Despite the symbolic importance of the rhetoric of pamphlets such as Taking Racism Personally and Big Flame’s Sexuality and Fascism, the activities of WARF and WAI can be generally described as positioning racism as something that existed within specific locations as opposed to a system that structured society, in which they were a part of and privileged from being white. This can be seen in the antiracism events held by these groups during this period; one of the most important events was the National Socialist Feminist Conference in 1980. This conference had a significant turnout, as reported by Spare Rib, at least 1000 women attended. The conference is described as emerging out of ‘the need to examine why British feminism has not addressed itself, analytically or practically, to issues which are of relevance to working class, Black, Irish and other colonial minority women and the consequent lack of involvement in socialist feminism by these women.’

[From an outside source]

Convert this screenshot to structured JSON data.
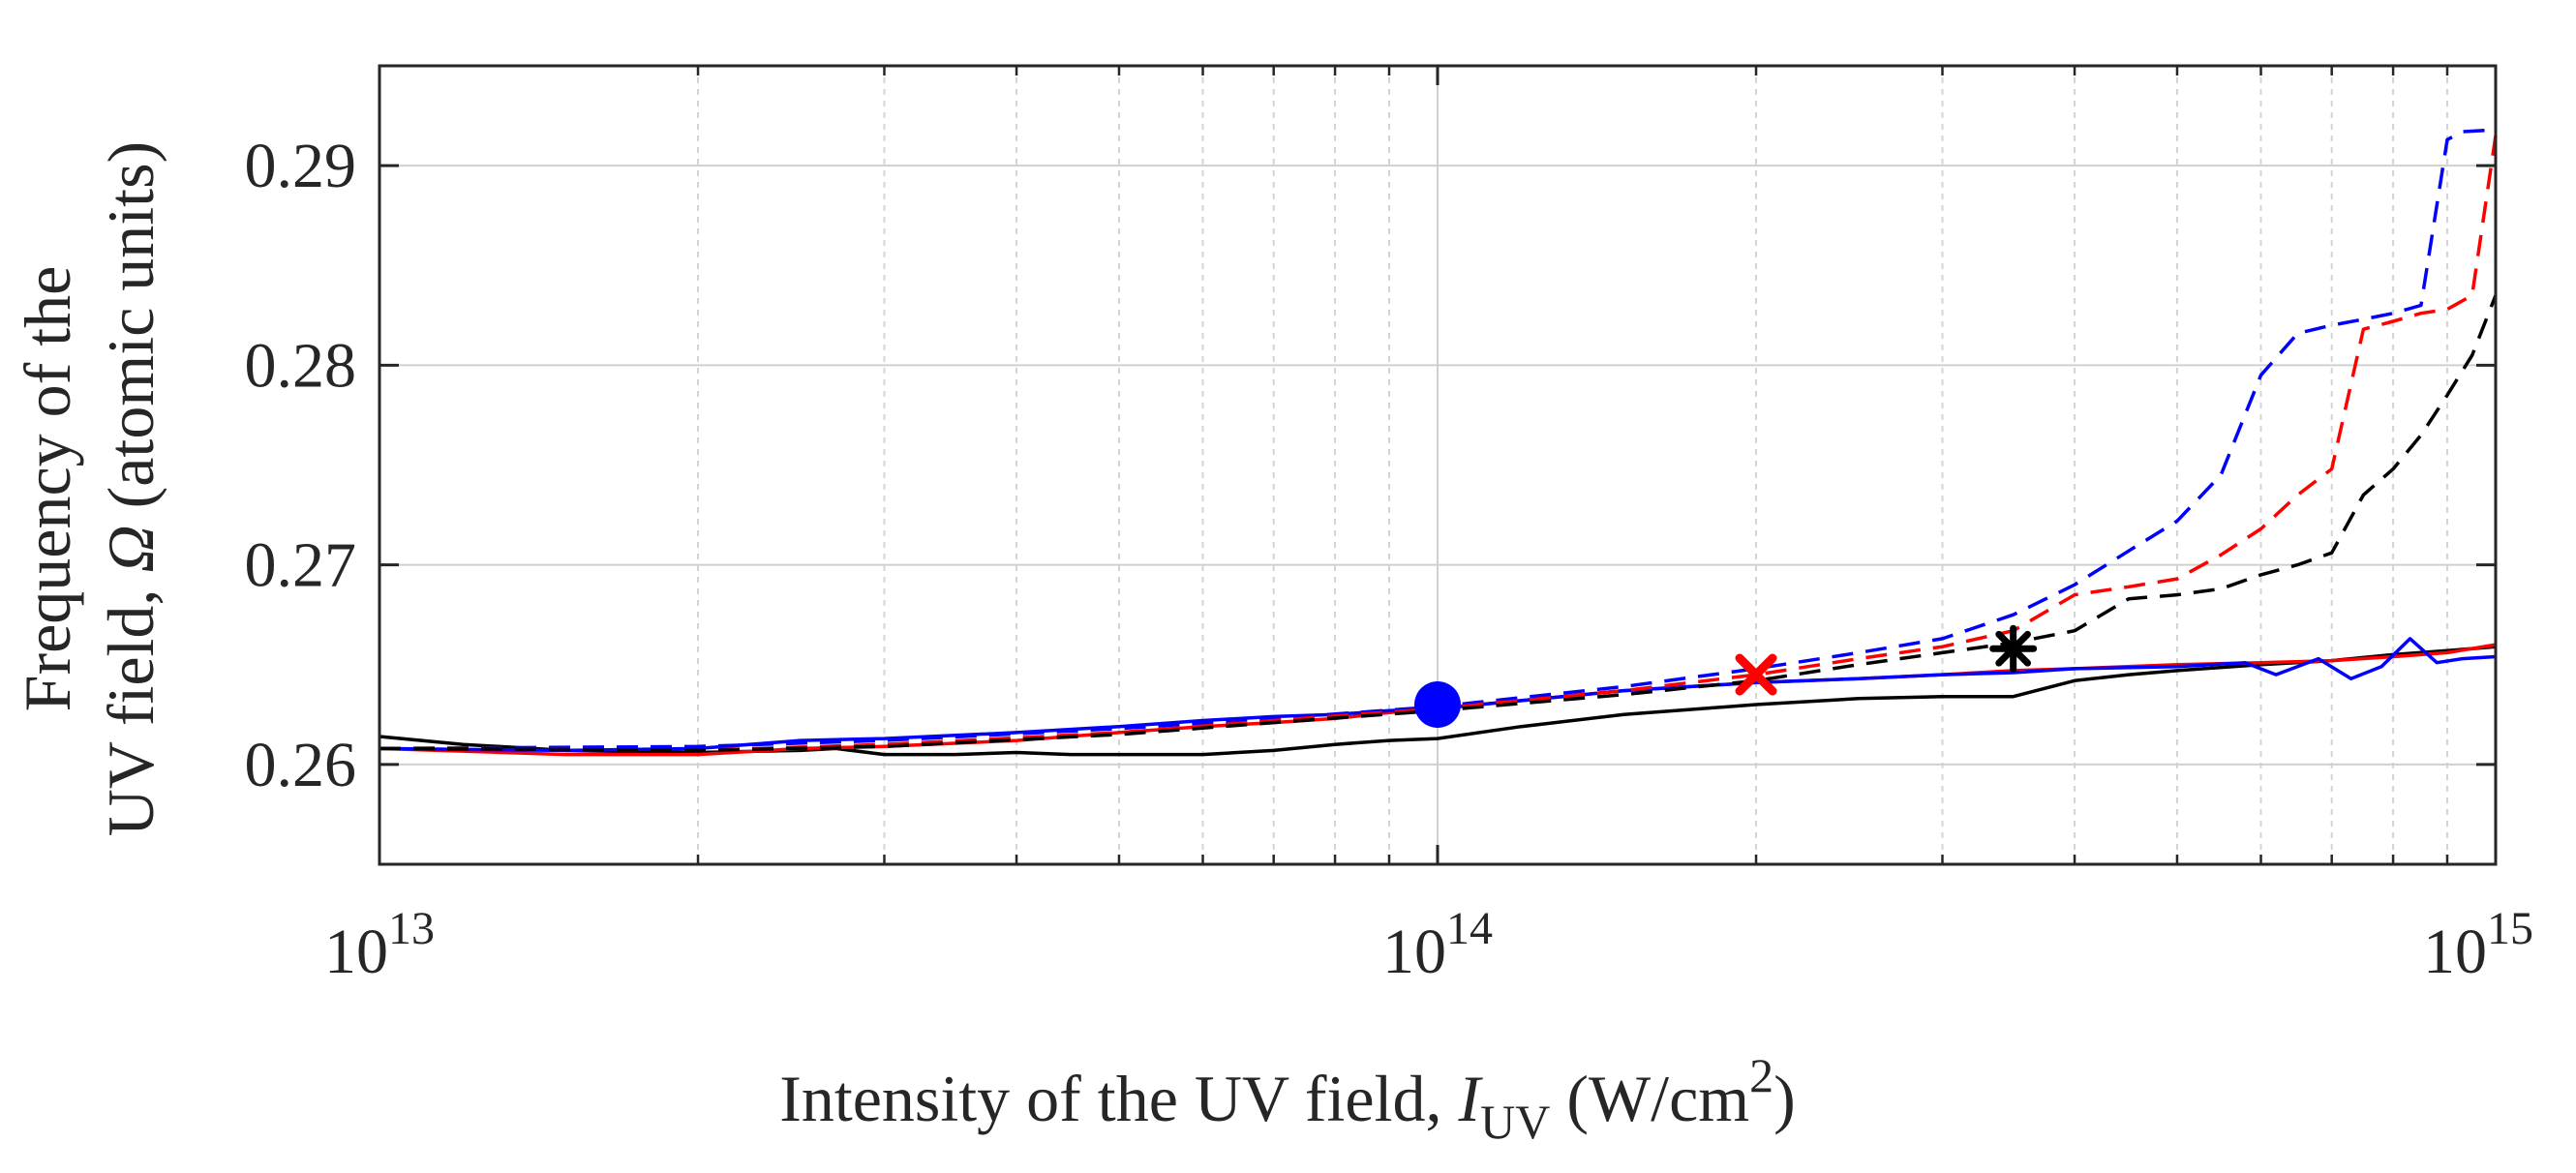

This statement is incredibly revealing of the rationale behind much of anti-racist and anti-imperialist feminist organising; ‘British feminism’ was implicitly assumed to be white and middle class, despite the flourishing Black feminist groups such as OWAAD. Furthermore, the fact that the organisers had chosen to screen the film The History Book, a socialist interpretation of human history that was felt to perpetuate racist and anti-Semitic stereotypes, was controversial. Moreover, although the attendees were multi-ethnic, the conference itself was organised entirely by Women Against Imperialism, a largely white and middle-class group. Their efforts undoubtedly reflect a desire to understand the issues facing ethnic minority and working-class women, which is a definite progression from the WLM events in the 1970s. However, the fact that WAI organised such an event without involving the very women they want to become more involved in the movement, suggests a certain ignorance to the race politics of the organisation and how the organisational mores of such a movement ironically revealed the whiteness of the WLM. In the 1982 Sheffield Women’s Conference (on Race and Class), the same problems were replicated. In a Spare Rib report it was noted that there were three distinct, fixed positions that white women were coming from. She describes one group as seeing their antiracism ‘taking the form of supporting Black women on pickets etc, doings ‘for’ Black women’ but seeming unwilling to talk about their own racism, another group wanted to talk about their own racism wanting Black women to tell them how not to be racist, and the final group wanted to ‘work out a way of facing their own racism and fighting it, and listening to Black women. The report also notes that ‘the conference was dominated by white middle-class women, despite the presence of working class Black and white women.’ In the second half of the report, written by a Black woman, she noted that: ‘I did not get a feeling… of a real solidarity from white middle class feminists for either Black or working class women.’ Both reports acknowledge that the conference did help the attendees come to some understanding of the racism that Black women faced in a white society and the fact that the conference was held in Sheffield, one of the least racially diverse cities in the United Kingdom, is itself a testament to the important position that race politics had come to occupy in the movement.

Vron Ware argues that WARF did not last as a national alliance, seeming to have burnt brightly before fading away. Whilst this is true, it is worth noting that the national anti-racist, anti-fascist and anti-imperialist feminist initiatives came to increasingly replaced by the activities of local groups.

It is worth noting that such events contradict the prevailing narrative in the historiography of the WLM, which bases the decline of the movement as the end of the National Women’s Liberation Conferences. They support the argument that there was a thriving women’s movement in the 1980s, particularly with regards to issues of race and collaboration which will be explored further in the next section.